Sugar Producers Hurt by Colombian Trade Deal

Date: Feb. 28, 2006
Location: Washington, DC
Issues: Trade


Sugar Producers Hurt by Colombian Trade Deal

Conrad Says Pact "One More of a Thousand Cuts"

The Colombian "free-trade" deal approved yesterday by the Administration will erode the nation's sugar-producing industry -- shrinking farms and cutting jobs -- by dumping 50,000 tons of foreign-subsidized sugar on the U.S. domestic market annually, Senator Kent Conrad said.

"The Administration has just added Colombia to the growing list of competing nations that are eating away at our own domestic sugar market," Senator Conrad said. "Spoonful by spoonful, the Administration is killing domestic sugar production with foreign-subsidized sugar. It is a death of a thousand cuts."

Other nations that are negotiating to pour their unfairly-priced sugar on the United States, following this deal, include Thailand and South Africa.
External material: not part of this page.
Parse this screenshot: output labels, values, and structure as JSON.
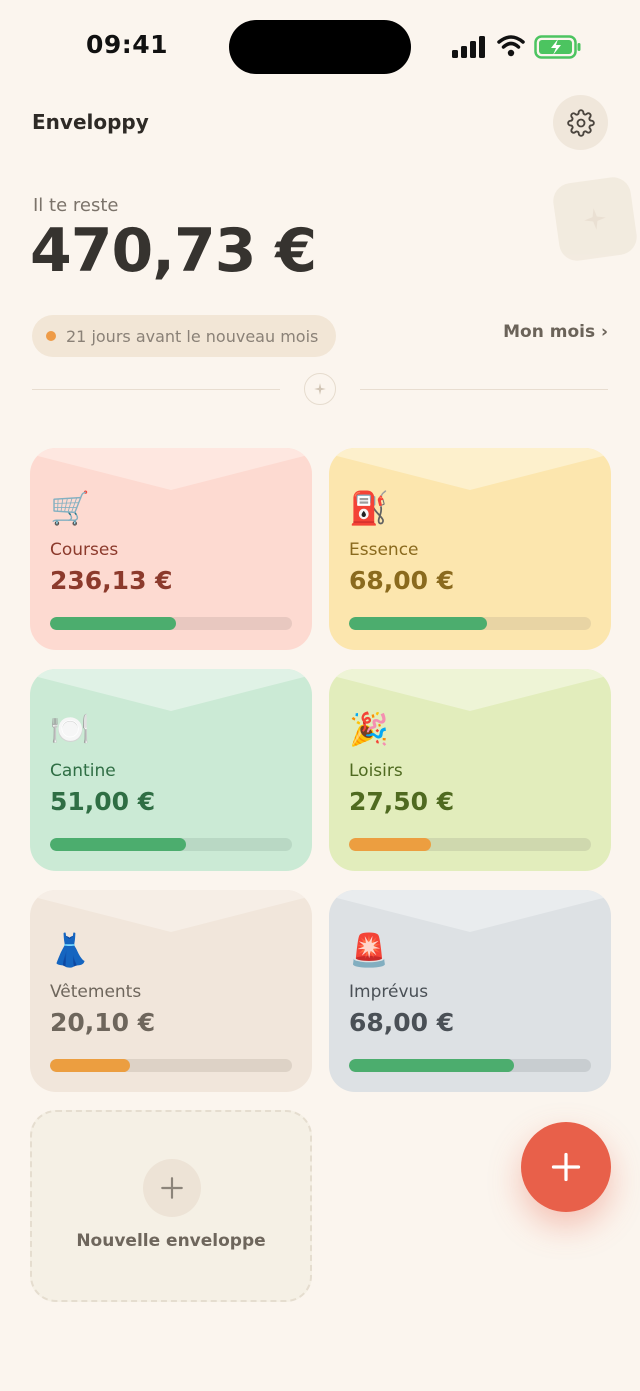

Since the passage of the Central American Free Trade Agreement last year, Senator Conrad has warned that the domestic sugar industry is in danger of being strangled by these unilateral trade deals. Each deal allows only a relatively small amount of foreign-subsidized sugar into the U.S., but the cumulative impact on the U.S. sugar industry could be devastating.

Senator Conrad has called on the Administration to move sugar negotiations to the World Trade Organization, where it could be regulated globally instead of through unilateral trade deals with individual countries or small groups of countries.

"The sugar industry is worth $2 billion in the Red River Valley alone," Senator Conrad said. "It is unacceptable that the Administration continues to trade away our jobs, our businesses and our farms."